Cape Wind Project Suffers Loss at Federal Appeals Court

A three-judge panel at the U.S. Court of Appeals for the D.C. Circuit on July 5 threw out two government approvals for the Cape Wind Energy Project, which is a proposal to generate electricity from wind turbines off the coast of Massachusetts.

The project involves the construction, operation and maintenance of 130 wind turbines in the Horseshoe Shoal region of Nantucket Sound. The turbines have an estimated life-span of 20 years, and during that time they are expected to generate up to three-quarters of the electricity needs for Cape Cod and the surrounding islands. The project’s “underlying purpose” is to help the region achieve Massachusetts’s renewable energy requirements, the court noted.

Offshore energy providers like Cape Wind must comply with a “slew” of federal statutes designed to protect the environment, promote public safety, and preserve historic and archeological resources on the outer continental shelf, said the court.
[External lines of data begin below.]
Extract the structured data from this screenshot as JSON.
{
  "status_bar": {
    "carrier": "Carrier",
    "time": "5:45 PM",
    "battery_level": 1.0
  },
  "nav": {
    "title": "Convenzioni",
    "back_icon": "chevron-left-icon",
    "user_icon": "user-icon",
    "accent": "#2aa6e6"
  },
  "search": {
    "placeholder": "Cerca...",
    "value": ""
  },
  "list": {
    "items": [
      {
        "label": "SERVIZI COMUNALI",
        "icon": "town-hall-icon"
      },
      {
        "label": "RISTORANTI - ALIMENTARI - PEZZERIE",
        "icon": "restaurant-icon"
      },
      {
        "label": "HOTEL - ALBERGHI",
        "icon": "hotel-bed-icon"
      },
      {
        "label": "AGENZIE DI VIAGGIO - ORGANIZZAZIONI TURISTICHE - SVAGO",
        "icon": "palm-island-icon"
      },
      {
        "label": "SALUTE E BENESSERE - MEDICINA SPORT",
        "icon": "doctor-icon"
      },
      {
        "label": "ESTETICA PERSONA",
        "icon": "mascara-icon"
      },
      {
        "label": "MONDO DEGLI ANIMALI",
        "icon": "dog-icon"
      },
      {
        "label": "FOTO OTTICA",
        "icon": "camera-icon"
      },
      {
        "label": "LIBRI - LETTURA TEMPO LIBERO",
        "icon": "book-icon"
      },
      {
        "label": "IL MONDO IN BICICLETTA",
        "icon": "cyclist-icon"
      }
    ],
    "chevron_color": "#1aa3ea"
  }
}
They must also go through several regulatory and administrative procedures to satisfy regulations promulgated under these statutes.

Cape Wind first sought government approval for its project in 2001 when it filed a permit application with the U.S. Army Corps of Engineers, the federal agency then regulating outer continental shelf wind energy projects. Four years later, the Energy Policy Act of 2005 amended the Outer Continental Shelf Lands Act and transferred primary regulatory authority over offshore renewable energy projects to the Bureau of Ocean Energy Management, an agency within the Department of the Interior.

Regulations require the Bureau both to collect information about projects and to consult with relevant federal agencies, including the U.S. Coast Guard and the Fish and Wildlife Service.

The plaintiffs in this case are the Alliance to Protect Nantucket Sound, Public Employees for Environmental Responsibility, and others. They claim that the government violated half a dozen federal statutes in allowing Cape Wind’s project to move through the regulatory approval process. The Bureau allegedly violated the National Environmental Policy Act (NEPA), the Shelf Lands Act, the National Historic Preservation Act and the Migratory Bird Treaty Act. The Bureau and the Coast Guard allegedly violated the Coast Guard and Maritime Transportation Act. The Fish and Wildlife Service allegedly violated the Endangered Species Act.

In March 2014, a U.S. District Court rejected most of these claims and granted partial summary judgment to the government agencies. In November 2014, the lower court rejected plaintiffs’ remaining claims, granted summary judgment, and dismissed the case.

In this case at the appeals court level, plaintiffs challenge the Bureau’s decision to issue the lease for Cape Wind’s project without first obtaining “sufficient site-specific data on seafloor and subsurface hazards” in Nantucket Sound. They argue that the Bureau violated the National Environmental Policy Act by relying on inadequate geophysical and geotechnical surveys. “We agree,” said the appeals court panel.

By relying solely on data that was roundly criticized by its “own experts,” the Bureau failed to fulfill its duty, the court said. “Of course, an agency need not be clairvoyant. In some cases it may be appropriate for an impact statement to provide for ongoing monitoring in order to gather more data,” said the court ruling. “But that does not excuse the Bureau from its NEPA obligation to gather data about the seafloor. Without adequate geological surveys, the Bureau cannot ‘ensure that the seafloor [will be] able to support’ wind turbines.”

Delaying construction or requiring Cape Wind to redo the regulatory approval process could be quite costly, the court noted. The project has “slogged” through state and federal courts and agencies for more than a decade. Meanwhile, Massachusetts’s renewable energy requirements continue to increase.

Said the court: “Allowing the project to move forward could help meet these [state] requirements. On the other hand, it would be imprudent to allow Cape Wind to begin construction before it can ‘ensure that the seafloor [is] able to support’ its facilities. Cape Wind has ‘no prior experience developing/operating offshore wind farms,’ and the construction site ‘lie[s] in the frontier areas of the [outer continental shelf,] where detailed geological, geophysical, and geotechnical data and information is generally lacking.’ Therefore, we will vacate the impact statement and require the Bureau to supplement it with adequate geological surveys before Cape Wind may begin construction. We will not, however, vacate Cape Wind’s lease or other regulatory approvals based on this NEPA violation.”

The court also ruled against the Service’s incidental take finding for marine life. “We reverse the district court’s judgment that the Bureau’s environmental impact statement complied with NEPA and that the Service’s incidental take statement complied with the Endangered Species Act, and we vacate both statements. We affirm the district court’s judgment dismissing plaintiffs’ remaining claims, and remand the case for proceedings consistent with this opinion.”

The D.C. Circuit case is No. 14-5301.